You have the option of multiple cable type from cat5 to cat6A and their prices vary from type to type. The price is only one thing to keep in mind. Think of your future telecommunications systems and it's specifications. It would not be wise to install less than cat5 and it's almost better to go with at least cat6 moving forward. Most modern systems need high speed and great memory to function as desired. Don't forget you may need to upgrade in the future so make sure the lines are ran properly and can be upgraded or easily replaced if damaged. Remember labor is typically the most expensive part of the project so choosing a good solid option is the way to go. I would advise minimum of cat6 to ensure a good use life for the wire and to be ready when you replace equipment that may require more than older wire types like cat5.
All data cabling are twisted pairs that hold a magnetic field caused by low voltage that runs through the cable. When running parallel to electric cabling you run the chance of causing noisy communication and can even result in the transmission not even making from point A to B. It's ok to run close and of course in most cases you don't have a choice but be sure to leave 1-2 feet of separation if possible. Using zip ties or j-hooks that screw to the wall or frame is ideal to hold the cable above the electric wires in commercial ceilings. Also, no cables of any kind should run with power in the same cable tray, separate them by a metal trough.
It's easy to be worried about getting it done quickly and getting on line asap but that's only half of it! Your network cabling systems should look great and have the wires managed properly and dressed into the rack exactly at the perfect length. You should have all the labels in the same general area on the wires to be seen easily, so if there is an issue, it can be fixed without additional work. Also, you need to have a service loop on all the wires in the ceiling just in case you have to move the rack. Without this, if there is a problem with your lines it will cost you more to fix it than it should. The tech would have to tone out the wires, untangle and get them back to the correct location. In the worst case the wire would need to be ran again and it's hard to do properly if all the wires are in a mess.
This is no longer the case but voice cabling used to be cheaper. This is due to voice only using single pair wires in past. Now days VoIP is the most popular option for phone service and requires data cables. Don't make the mistake of using older cabling for voice if you are running a separate cable for the phone. You need to use the same data cable type.
There are standard distances for all cable types and it does make a difference in most cases if you go beyond the suggested length. Cat5 to Cat6a say the maximum length should be no more than 100 meters or 328 feet. Other cable types vary, USB is max 50 feet and HDMI is 50 feet as well. Going further with your cabling can cause slow transmission or nosy connections.
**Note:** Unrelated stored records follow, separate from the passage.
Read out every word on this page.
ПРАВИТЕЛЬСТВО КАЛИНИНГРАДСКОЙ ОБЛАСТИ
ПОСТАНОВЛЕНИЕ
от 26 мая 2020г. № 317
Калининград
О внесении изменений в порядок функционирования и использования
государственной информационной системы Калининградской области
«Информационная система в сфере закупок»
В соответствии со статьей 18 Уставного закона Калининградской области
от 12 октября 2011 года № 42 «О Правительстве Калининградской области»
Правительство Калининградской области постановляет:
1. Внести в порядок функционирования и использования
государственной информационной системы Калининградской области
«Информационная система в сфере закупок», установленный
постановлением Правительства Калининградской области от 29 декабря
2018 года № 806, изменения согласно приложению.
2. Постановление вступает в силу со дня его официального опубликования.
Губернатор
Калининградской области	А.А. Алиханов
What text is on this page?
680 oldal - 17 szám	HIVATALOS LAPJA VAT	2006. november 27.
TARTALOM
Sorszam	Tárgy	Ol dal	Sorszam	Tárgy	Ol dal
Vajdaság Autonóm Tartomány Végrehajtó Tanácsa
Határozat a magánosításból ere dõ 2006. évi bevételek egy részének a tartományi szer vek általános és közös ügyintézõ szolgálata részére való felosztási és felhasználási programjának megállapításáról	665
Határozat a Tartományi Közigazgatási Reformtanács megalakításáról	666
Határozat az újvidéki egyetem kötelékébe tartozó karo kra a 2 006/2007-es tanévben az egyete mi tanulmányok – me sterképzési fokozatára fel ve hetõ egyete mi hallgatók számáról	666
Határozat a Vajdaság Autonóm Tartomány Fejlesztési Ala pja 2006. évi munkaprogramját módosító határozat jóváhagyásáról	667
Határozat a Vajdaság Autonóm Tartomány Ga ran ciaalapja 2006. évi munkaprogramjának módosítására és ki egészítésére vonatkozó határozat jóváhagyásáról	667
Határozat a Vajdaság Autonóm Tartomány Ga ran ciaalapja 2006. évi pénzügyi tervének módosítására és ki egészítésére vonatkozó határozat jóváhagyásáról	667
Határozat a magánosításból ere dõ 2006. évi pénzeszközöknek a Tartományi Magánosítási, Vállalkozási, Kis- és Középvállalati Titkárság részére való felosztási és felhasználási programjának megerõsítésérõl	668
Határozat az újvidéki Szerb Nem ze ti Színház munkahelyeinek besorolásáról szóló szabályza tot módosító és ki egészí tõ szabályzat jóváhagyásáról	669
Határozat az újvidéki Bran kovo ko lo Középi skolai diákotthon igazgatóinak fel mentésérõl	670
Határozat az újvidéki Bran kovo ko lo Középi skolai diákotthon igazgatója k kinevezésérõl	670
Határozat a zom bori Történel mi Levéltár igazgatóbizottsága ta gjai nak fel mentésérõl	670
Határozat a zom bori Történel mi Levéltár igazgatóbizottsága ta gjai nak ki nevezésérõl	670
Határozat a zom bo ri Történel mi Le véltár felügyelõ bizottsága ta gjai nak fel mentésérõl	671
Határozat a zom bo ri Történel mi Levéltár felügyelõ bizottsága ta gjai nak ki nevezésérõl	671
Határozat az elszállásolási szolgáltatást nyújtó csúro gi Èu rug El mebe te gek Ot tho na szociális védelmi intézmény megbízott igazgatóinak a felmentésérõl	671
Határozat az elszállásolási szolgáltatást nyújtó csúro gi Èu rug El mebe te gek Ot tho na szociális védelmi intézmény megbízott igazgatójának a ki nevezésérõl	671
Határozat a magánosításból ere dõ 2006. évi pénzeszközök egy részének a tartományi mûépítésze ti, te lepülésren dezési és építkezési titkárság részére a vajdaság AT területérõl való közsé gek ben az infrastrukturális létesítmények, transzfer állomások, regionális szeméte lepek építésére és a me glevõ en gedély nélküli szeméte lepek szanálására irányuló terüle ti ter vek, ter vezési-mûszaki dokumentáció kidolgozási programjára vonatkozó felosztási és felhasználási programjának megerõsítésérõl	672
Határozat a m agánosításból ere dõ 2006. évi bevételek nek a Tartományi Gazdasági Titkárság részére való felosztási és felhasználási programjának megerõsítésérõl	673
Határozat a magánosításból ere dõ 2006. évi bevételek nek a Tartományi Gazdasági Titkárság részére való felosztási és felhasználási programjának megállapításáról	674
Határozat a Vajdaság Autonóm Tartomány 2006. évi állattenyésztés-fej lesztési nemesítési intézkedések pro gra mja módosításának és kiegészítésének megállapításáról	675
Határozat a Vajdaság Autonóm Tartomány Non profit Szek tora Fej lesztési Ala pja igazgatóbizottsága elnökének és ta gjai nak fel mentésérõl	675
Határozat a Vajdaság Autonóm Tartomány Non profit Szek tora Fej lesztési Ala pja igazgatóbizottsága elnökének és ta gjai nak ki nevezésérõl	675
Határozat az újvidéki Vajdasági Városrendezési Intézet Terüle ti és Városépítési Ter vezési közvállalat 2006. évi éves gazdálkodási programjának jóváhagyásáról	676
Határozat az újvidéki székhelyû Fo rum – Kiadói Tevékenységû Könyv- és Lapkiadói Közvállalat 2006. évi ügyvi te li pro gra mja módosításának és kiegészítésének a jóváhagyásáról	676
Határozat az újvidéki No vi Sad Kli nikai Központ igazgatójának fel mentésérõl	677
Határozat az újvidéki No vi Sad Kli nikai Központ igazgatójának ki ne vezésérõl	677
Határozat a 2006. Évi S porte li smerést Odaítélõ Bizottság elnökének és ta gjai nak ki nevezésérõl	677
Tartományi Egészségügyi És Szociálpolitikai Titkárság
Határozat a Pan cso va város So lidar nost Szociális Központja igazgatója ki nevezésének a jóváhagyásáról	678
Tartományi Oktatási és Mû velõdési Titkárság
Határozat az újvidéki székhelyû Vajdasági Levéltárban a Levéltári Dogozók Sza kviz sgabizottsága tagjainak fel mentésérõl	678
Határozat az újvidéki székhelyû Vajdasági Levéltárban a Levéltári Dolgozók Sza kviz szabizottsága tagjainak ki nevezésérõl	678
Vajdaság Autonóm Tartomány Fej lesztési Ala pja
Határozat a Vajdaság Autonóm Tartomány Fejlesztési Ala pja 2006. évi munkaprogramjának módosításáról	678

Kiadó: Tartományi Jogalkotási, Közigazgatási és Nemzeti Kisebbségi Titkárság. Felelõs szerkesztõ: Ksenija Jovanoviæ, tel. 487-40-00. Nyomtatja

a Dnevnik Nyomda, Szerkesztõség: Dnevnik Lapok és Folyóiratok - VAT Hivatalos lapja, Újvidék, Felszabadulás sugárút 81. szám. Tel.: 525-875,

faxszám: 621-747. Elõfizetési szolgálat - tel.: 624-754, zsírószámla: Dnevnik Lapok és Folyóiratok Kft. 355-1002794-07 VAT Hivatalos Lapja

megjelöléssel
I get it, we all want to save money. You can create an unintended bottleneck if you are daisy chaining from mini switch to mini switch. It pays off to run a few more cables or so. This can clog your network when there's a need for a lot of network resources. Also, while running the cable you need to make sure you measure from the ceiling down to the floor in the rack room. Believe me, you do not want to find out your lines are too short to punch down in the rack.
Get the proper tools and test your network cables. Don't ignore the standards while installing your network cabling. You need to confirm the lengths and specifications of your cable are inline with the needs of your network devices. Also, check that the transmission speeds needed are compatible with the cabling you selected. The last thing you want to do is rerun all the cables due to your needs exceeding the cable's capability. One tool we use is a IPC tester. IT runs all the testing you can imagine! It has the capability of testing IP/CVBS or HDMI IN & IP at the same time. We can even run RJ45 cable, TDR test and UTP cable test.